Meat better for the environment than T-shirts



According to the University of Twente, you’re nicer to the environment if you eat meat than wear cotton T-shirts. A cotton T-shirt takes 2,700 liters of water, while some 100 g of meat takes 1,550 liters of water and a cup of coffee 140 liters. The Wereld Natuur Fonds (World Wide Fund for Nature) plans to use the calculations in awareness-raising campaigns. “Per capita, the Netherlands uses a whole lot of very thirsty crops,” says the WNF. A Dutch person uses 100 litres of water from the tap, which is just a fraction of the 3,300 litres of water used daily in the consumption of many imported foods.

Last Monday, party leader Marianne Thieme of the Partij voor de Dieren (Dutch Party for the Animals) presented the climate film ‘Meat the Truth’, where the message was that eating meat is bad for the environment. Not so, if we believe scientists instead of politicians.

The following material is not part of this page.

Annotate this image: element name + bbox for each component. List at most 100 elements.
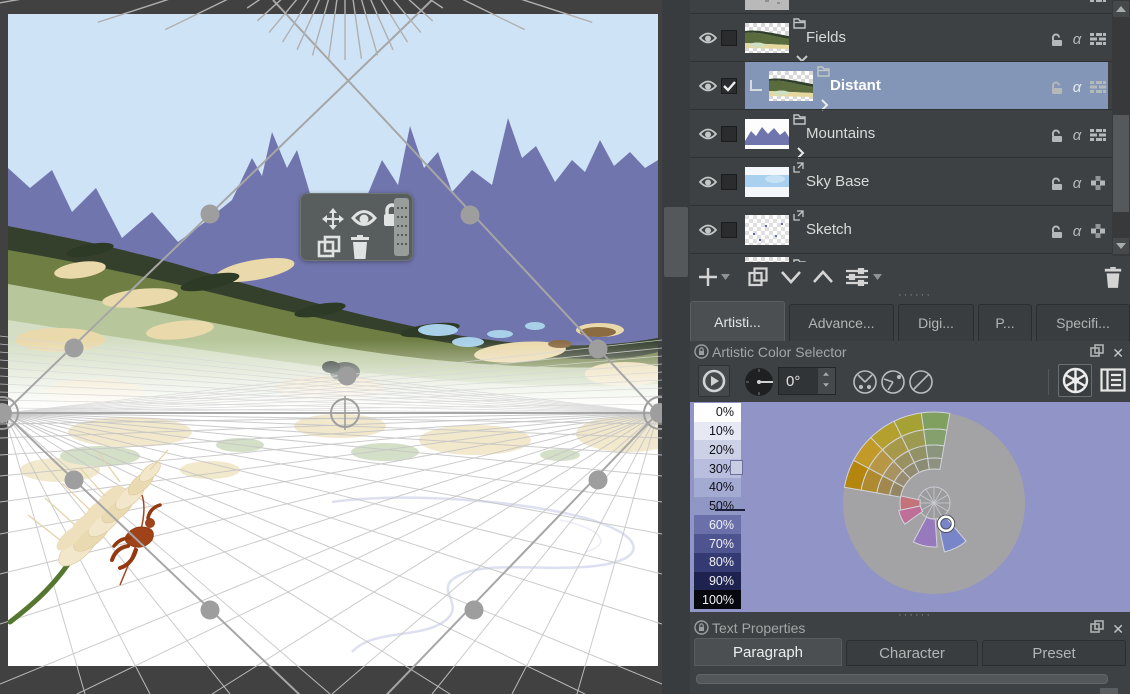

Drinking coffee is bad too because you waste water in someone else’s country (the study calls this ‘invisible water use’) and that goes for cotton T-shirts as well.



  1. […] because I eat less meat’ blurb on a mailing list, I promptly responded with our posting on producing meat is actually less damaging to the environment than producing cotton T-shirts. I’ll bet you she still buys cotton […]

  2. BM says:

    I eat 100g of meat perhaps six days a week. I buy a t-shirt maybe once or twice a year.

    Eating 600g+ of meat a week is much worse for the environment than buying a t-shirt twice a year. In fact, it’s worse than buying a t-shirt every other day, and throwing away the one from two days ago.